Late last weekend, the 51-year old head coach of the University of Arkansas football team was involved in a motorcycle accident. While he was by all counts forthcoming with the truth to the state police, he left out a detail or two when it came to his explanation to the media and the university's administration.

Though originally it was released that Petrino was alone at the time of the accident, the police report that came out on Thursday listed 25-year old Jessica Dorrell as a passenger. Dorrell, an alum and former volleyball player, was hired just last week for a position within the Arkansas Athletic Department.

Although the details of their relationship are not fully known at this time, you can expect an all-out media frenzy in unfolding the truth.

As a result of the omission and the perceived cloud of impropriety on the part of Petrino, Athletic Director Jeff Long has placed the Razorbacks' coach on paid administrative leave.

Petrino released another statement on Thursday following the detailed police report.

"The state police report provides an accurate description of my accident, which includes details that had not publicly come to light prior to the report being issued. I regret that I have not publicly acknowledged a passenger on the vehicle. I have been in constant pain, medicated and the circumstances involving the wreck have come out in bits and pieces. That said I certainly had a concern about Jessica Dorrell's name being revealed. In my press conference, I referred to her simply as 'a lady'. My concern was to protect my family and a previous inappropriate relationship from becoming public. In hindsight, I showed a serious mistake in judgment when I chose not to be more specific about those details. Today, I've acknowledged this previous inappropriate relationship with my family and those within the athletic department administration."

He continued, "I apologize to my wife, Becky, and our four children, Chancellor (David) Gearhart, Jeff Long, the Board of Trustees, University administration, my coaching staff, student-athletes and the entire state of Arkansas. I have been humbled by the outpouring of concern and get-well wishes. I apologize to the Razorback Nation for the attention my actions have brought to the University of Arkansas and our program. I will fully cooperate with the University throughout this process and my hope is to repair my relationships with my family, my Athletic Director, the Razorback Nation and remain the head coach of the Razorbacks."

Petrino is 34-17 in four seasons at Arkansas. He has done a good job on the field, leading the Razorbacks to their first-ever BCS Bowl game in 2010 and followed that up with an 11-2 ledger last year and a Cotton Bowl win over Kansas State.

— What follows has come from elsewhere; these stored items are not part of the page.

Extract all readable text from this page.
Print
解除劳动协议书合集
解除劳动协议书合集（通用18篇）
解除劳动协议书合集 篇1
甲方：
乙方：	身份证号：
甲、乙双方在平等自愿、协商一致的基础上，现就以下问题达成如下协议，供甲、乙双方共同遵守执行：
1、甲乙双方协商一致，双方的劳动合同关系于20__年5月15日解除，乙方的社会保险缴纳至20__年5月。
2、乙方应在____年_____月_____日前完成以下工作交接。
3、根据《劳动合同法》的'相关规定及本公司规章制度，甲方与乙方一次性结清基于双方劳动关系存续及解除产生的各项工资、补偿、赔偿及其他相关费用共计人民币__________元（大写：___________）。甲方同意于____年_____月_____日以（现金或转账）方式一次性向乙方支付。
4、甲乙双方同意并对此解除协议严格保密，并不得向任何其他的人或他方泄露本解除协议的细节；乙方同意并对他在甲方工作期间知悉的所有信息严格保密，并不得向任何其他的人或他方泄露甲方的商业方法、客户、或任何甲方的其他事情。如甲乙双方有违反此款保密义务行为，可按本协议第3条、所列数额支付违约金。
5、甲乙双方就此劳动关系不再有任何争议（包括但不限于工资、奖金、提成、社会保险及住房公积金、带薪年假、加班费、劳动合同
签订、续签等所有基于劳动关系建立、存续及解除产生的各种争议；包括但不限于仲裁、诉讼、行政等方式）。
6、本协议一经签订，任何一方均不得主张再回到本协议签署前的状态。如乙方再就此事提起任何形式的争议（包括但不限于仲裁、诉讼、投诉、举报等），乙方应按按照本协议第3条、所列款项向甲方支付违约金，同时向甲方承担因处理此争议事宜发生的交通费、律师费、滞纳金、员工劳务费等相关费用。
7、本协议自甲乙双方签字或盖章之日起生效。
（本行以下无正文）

However, he did not come to the Natural State with a squeaky clean reputation.

Petrino left a successful stint at the University of Louisville to move up to the NFL ranks in 2007, hired by the Atlanta Falcons. Following a tough 13-game run in his first season in the league, he abandoned his players and the organization to accept the job at Arkansas prior to the end of the NFL season, opening himself up to a great deal of criticism.

While he has made good on reviving a stagnant a program which was pretty stagnant prior to his arrival, that may be all for naught.

Arkansas is circling the wagons and following procedure. As a full review by Long moves forward, expect Petrino's every move and decision since arriving in Fayetteville to be scrutinized. He is not alone in this scandal, although he will be held to a higher standard than that of the 25-year old Dorrell.

There are clauses in Petrino's contract with the school regarding conduct and the leave of absence is probably the first step in cleaning up the mess. Whether he keeps his job when the investigation comes to a conclusion is anyone's guess, but the odds aren't in his favor.

If we have learned anything from the recent scandals in college football, it is that no one comes out unscathed.